A defesa de Graciele foi a segunda a falar na noite desta quinta-feira em Três Passos, onde as defesas estão sendo ouvidas no julgamento pela morte de Bernardo. O advogado Vanderlei Pompeo de Mattos manteve a versão, já apresentada pela ré, de que o menino morreu após ingerir medicamentos, por acidente. Por isso, pediu que o crime seja desclassificado para homicídio culposo, ou seja, quando não há intenção de matar. 

No entanto, o advogado afirmou que, caso os réus entendam que houve homicídio doloso, com intenção, julguem a possibilidade de semi-imputabilidade. Com isso, não seria excluída a imputabilidade, mas caso isso seja aceito pelos jurados, ao fazer a dosimetria da pena, a juíza Sucilene Engler poderia reduzir a pena de Graciele. Isso sob o argumento de que a ré não teria plena capacidade de compreensão sobre os fatos. 

O advogado já havia argumentado que a cliente passou por internações no Instituto Psiquiátrico Forense (IPF) nos últimos anos e que chegou a cometer tentativas de suicídio. 

— Ela é ré confessa. A única que prestou depoimento confessando o que tinha feito, devidamente assistida por defensor — afirmou Pompeo de Mattos.

Defesa de Edelvânia 

Em sua fala inicial, a defesa de Edelvânia reclamou da demora do júri para julgar sua cliente, visto que os réus estão presos há quase cinco anos preventivamente. Gustavo Nagelstein, um dos advogados de Edelvânia, afirmou que ela nunca recebeu dinheiro de Graciele, contradizendo o Ministério Público, que aponta recebimento de R$ 6 mil para ajudar a matar e ocultar o cadáver de Bernardo.

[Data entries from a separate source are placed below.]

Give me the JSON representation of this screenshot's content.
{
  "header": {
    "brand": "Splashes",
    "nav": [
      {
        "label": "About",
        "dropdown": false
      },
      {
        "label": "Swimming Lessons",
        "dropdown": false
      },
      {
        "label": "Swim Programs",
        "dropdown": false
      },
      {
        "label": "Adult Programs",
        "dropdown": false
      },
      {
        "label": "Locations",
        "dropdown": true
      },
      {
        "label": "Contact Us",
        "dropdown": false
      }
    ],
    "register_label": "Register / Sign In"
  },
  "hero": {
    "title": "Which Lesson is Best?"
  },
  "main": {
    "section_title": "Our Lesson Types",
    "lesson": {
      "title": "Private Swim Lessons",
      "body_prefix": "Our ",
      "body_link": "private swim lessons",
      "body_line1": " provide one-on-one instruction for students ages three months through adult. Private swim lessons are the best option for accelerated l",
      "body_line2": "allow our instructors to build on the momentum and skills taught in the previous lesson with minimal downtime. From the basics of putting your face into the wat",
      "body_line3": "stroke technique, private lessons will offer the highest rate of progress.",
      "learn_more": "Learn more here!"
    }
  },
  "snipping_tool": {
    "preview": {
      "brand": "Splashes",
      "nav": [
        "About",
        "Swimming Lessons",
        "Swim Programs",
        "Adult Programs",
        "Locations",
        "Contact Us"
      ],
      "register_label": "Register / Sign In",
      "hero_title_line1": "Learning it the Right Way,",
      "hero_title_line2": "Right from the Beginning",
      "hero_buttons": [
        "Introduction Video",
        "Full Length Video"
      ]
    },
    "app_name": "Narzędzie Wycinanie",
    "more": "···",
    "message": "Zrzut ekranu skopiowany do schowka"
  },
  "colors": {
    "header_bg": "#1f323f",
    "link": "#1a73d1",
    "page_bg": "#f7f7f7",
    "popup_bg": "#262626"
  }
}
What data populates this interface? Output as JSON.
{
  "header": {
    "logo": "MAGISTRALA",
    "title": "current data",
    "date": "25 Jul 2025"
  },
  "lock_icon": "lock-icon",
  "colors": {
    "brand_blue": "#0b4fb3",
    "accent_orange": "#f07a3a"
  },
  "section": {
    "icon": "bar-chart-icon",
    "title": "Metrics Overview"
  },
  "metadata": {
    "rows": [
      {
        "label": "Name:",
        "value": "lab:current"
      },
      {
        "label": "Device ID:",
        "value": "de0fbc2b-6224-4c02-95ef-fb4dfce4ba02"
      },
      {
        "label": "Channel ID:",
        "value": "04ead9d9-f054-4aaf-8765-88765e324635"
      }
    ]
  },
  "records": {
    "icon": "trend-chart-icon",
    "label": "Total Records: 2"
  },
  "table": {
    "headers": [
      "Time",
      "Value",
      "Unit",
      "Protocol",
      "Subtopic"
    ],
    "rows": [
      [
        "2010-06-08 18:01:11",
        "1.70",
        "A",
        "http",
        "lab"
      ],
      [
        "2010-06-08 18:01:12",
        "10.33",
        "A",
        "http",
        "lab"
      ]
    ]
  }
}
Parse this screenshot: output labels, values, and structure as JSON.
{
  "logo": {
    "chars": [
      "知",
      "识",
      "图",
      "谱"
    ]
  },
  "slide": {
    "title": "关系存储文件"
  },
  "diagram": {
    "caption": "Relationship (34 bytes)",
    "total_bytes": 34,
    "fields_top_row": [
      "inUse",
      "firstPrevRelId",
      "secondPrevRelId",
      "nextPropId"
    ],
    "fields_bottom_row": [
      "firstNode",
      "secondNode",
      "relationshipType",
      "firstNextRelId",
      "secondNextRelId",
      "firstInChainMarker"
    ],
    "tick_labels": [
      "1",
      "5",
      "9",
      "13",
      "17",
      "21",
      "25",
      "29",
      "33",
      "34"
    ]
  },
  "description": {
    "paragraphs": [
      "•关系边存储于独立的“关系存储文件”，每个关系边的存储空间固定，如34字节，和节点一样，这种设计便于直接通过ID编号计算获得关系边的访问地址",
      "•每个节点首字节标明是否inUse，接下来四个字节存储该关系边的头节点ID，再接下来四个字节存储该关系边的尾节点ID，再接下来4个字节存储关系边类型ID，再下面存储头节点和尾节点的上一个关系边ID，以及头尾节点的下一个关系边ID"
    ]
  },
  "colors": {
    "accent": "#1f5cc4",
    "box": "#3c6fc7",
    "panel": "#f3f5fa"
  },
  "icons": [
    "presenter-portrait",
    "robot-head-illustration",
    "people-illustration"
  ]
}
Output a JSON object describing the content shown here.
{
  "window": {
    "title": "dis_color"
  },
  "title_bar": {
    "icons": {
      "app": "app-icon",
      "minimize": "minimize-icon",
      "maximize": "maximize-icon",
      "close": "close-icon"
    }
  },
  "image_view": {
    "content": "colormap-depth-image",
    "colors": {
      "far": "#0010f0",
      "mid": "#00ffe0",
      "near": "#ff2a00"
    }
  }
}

Em sua manifestação, o advogado Jean Severo disse que o Ministério Público tem "as mãos sujas de sangue" na morte de Bernardo, em referência à manutenção da guarda do menino com o pai por decisão de um juiz e parecer favorável do MP.

A defesa de Edelvânia pediu ainda que ela seja condenada por ocultação de cadáver e não por homicídio.

— Eu não estou pedindo um milagre para vocês. Estou pedindo para absolverem duas pessoas de bem, que querem voltar para casa e trabalhar — apelou Severo aos jurados, referindo-se a Edelvânia e Evandro.